その言葉の重みを今になって味わいながら、わたしはそれでも不安を押しつぶして小雨ちゃんに言った。
「わたしはね、あるよ! 目標!」
途切れ途切れになりながらも、わたしは必死に訴えた。
「小雨ちゃんと楽しく明日を過ごす事。それがわたしの目標なの。ウザイって思われるかも知んないけど、一緒に色々と経験してきた幼馴染だもん。小雨ちゃんが頑張るなら、わたしも頑張れる。小雨ちゃんがいるなら、世界から取り残されたって構わない。前にさ、一万年は生きようなんてデカイ目標掲げちゃったけど、そのためにもまずは今日と明日を楽しく過ごす事。それが大事だって、わたし思うの。だ、だからさ。今日は今日をとことん楽しもうよ」
そう言って、わたしはふとある事を思い出した。ずっと抑え込んでしまっていた小雨ちゃんの肩から両手を離し、鞄から取り出すのはプレゼントの包みである。

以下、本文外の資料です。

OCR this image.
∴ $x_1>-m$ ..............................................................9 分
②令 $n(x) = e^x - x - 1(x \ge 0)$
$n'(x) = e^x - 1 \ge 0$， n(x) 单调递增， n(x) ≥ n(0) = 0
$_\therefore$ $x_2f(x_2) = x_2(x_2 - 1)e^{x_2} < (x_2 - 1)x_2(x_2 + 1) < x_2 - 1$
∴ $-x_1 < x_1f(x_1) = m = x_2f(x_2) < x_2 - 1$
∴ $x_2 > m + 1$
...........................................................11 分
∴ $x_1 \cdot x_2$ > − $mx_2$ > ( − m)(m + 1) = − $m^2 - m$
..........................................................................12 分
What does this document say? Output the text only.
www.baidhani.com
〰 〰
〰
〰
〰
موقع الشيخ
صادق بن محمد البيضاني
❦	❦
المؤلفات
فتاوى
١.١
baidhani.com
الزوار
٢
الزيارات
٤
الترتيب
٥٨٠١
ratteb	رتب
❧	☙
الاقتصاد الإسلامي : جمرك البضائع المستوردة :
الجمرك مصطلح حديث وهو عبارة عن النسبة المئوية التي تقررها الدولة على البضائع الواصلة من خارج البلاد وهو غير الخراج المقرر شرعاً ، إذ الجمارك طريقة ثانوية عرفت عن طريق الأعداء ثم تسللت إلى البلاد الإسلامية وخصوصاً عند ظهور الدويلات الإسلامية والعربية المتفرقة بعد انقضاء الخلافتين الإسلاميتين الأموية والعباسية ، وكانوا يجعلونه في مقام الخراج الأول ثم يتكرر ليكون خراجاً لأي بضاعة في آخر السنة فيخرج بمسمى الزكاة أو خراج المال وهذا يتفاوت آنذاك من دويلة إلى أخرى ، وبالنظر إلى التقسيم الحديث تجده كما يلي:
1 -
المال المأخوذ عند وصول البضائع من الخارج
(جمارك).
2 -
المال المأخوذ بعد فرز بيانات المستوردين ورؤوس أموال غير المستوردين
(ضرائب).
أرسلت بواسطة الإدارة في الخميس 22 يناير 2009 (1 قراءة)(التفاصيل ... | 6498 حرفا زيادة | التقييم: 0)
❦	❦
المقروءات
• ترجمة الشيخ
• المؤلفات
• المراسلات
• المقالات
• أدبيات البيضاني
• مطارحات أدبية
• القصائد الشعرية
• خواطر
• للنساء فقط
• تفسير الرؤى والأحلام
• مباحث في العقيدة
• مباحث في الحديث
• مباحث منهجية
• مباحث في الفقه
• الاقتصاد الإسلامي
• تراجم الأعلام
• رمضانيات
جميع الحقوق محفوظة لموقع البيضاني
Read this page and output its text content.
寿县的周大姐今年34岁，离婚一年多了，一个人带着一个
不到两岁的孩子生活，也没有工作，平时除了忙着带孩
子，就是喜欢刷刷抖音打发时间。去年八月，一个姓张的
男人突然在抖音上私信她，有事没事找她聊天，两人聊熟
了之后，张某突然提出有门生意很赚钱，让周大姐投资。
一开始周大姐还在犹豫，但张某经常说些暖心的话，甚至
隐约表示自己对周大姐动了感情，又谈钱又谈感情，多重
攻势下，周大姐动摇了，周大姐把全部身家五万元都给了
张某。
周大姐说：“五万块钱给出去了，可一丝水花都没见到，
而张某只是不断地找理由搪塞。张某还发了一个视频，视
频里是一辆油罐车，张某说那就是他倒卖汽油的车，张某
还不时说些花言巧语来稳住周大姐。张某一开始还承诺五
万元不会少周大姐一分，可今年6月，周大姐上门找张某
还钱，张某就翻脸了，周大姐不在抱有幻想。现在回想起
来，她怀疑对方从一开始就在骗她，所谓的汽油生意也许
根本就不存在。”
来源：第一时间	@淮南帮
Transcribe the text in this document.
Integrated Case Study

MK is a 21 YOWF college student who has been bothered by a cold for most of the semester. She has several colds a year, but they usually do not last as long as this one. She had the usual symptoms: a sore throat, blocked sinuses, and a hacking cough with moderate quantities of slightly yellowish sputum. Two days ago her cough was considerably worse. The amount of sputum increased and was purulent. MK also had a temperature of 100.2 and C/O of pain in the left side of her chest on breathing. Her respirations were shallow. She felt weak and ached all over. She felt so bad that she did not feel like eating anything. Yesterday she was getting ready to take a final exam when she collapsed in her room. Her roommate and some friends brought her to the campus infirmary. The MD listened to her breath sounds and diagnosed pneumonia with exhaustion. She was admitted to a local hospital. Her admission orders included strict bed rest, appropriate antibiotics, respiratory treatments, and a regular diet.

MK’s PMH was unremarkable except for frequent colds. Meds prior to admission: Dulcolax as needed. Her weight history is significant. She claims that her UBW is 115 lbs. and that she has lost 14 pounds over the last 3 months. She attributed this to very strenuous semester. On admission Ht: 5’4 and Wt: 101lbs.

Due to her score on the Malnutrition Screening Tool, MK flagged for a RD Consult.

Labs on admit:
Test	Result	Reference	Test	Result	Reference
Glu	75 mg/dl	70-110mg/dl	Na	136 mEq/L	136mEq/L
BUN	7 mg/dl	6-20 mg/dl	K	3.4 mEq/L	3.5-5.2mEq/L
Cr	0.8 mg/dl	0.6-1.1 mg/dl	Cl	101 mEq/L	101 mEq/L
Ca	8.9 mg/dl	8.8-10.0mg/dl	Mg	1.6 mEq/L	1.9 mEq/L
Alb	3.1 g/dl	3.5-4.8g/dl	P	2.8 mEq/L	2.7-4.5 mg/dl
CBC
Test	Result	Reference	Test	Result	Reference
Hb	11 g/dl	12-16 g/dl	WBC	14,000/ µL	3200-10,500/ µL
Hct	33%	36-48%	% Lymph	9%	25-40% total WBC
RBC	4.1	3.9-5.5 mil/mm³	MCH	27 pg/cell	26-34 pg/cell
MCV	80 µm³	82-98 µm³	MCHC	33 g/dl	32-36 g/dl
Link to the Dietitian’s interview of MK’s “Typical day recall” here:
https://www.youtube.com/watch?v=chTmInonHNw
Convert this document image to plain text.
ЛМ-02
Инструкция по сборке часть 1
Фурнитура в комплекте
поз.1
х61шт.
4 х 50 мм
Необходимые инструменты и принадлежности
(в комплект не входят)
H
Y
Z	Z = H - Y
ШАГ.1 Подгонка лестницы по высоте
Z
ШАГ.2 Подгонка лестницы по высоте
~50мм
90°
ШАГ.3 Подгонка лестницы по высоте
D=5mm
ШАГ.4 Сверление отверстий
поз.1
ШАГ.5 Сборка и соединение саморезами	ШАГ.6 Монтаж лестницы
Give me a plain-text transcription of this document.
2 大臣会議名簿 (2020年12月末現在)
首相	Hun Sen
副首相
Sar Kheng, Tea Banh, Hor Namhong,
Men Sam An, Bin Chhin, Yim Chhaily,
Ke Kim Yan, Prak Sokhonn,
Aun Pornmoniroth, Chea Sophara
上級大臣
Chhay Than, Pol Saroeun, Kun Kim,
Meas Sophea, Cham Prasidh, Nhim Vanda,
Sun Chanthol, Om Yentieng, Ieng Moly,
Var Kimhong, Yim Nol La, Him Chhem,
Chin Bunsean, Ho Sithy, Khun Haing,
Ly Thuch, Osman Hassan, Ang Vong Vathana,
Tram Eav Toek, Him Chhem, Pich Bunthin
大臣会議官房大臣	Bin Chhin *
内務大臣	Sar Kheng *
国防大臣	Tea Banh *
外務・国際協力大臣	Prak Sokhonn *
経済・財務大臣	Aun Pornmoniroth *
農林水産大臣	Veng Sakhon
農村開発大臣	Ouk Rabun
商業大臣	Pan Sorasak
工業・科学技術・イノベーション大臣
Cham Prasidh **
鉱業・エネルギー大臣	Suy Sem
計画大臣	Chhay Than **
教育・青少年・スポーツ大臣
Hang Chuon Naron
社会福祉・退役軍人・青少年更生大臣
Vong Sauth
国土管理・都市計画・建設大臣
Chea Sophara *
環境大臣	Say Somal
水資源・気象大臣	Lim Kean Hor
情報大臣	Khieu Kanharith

「メリークリスマス。ささやかだけど用意したんだ、プレゼント」
手渡すと、小雨ちゃんはきょとんとしたまま包みを見つめていた。だが、やがて、小さな声で「開けていい?」と訊ねてきた。頷くと、すぐさま彼女は包みを開ける。中から出てきたのは、本当にささやかなマフラーだった。黒猫の絵柄のそのマフラーを見つめ、小雨ちゃんは微かに笑う。そして、ハッと気づいたように彼女はわたしを見つめた。
「……わたしからも」
そう言って彼女もまたプレゼントを渡してくれた。開けてみると中には手袋が入っていた。手の甲には可愛くデフォルメされた赤いドラゴンのイラストが刺繍されている。さっそくはめてみて、ふとわたしは思い出した。そう言えば、小雨ちゃんがいま嵌めている手袋と、わたしがいま巻いているマフラーは、それぞれ去年のクリスマスにお互いに送り合ったものだったと。
「あったかい。ありがとう、小雨ちゃん」
お礼を言うと、小雨ちゃんは安心したような微笑みを浮かべた。そして、すぐにその笑みはかつてよく見た得意げな笑みへと変わった。
「──そうね。あなたの言う通りだわ」
小雨ちゃんは言った。
「先の事を悩みすぎたって意味はない。わたし達には力があるもの。未来を切り開けるだけの意思があるはず。なんたってわたし達は伝説の怪獣を宿しているのだもの。ねえ、そうでしょう、レッドウィッチリー」
あ、その設定まだ生きていたんだ。
笑いながら強く頷くと、小雨ちゃん──いや、ブラックレインもまたにこりと笑って、わたしのあげたマフラーをくるりと巻いた。
明日からの日々がどうなるかなんて保障はない。それでも、小雨ちゃんと笑い合っていると、根拠はなくとも確かな希望が炎のように胸に灯された。
わたし達は大丈夫。きっと未来は明るいはず。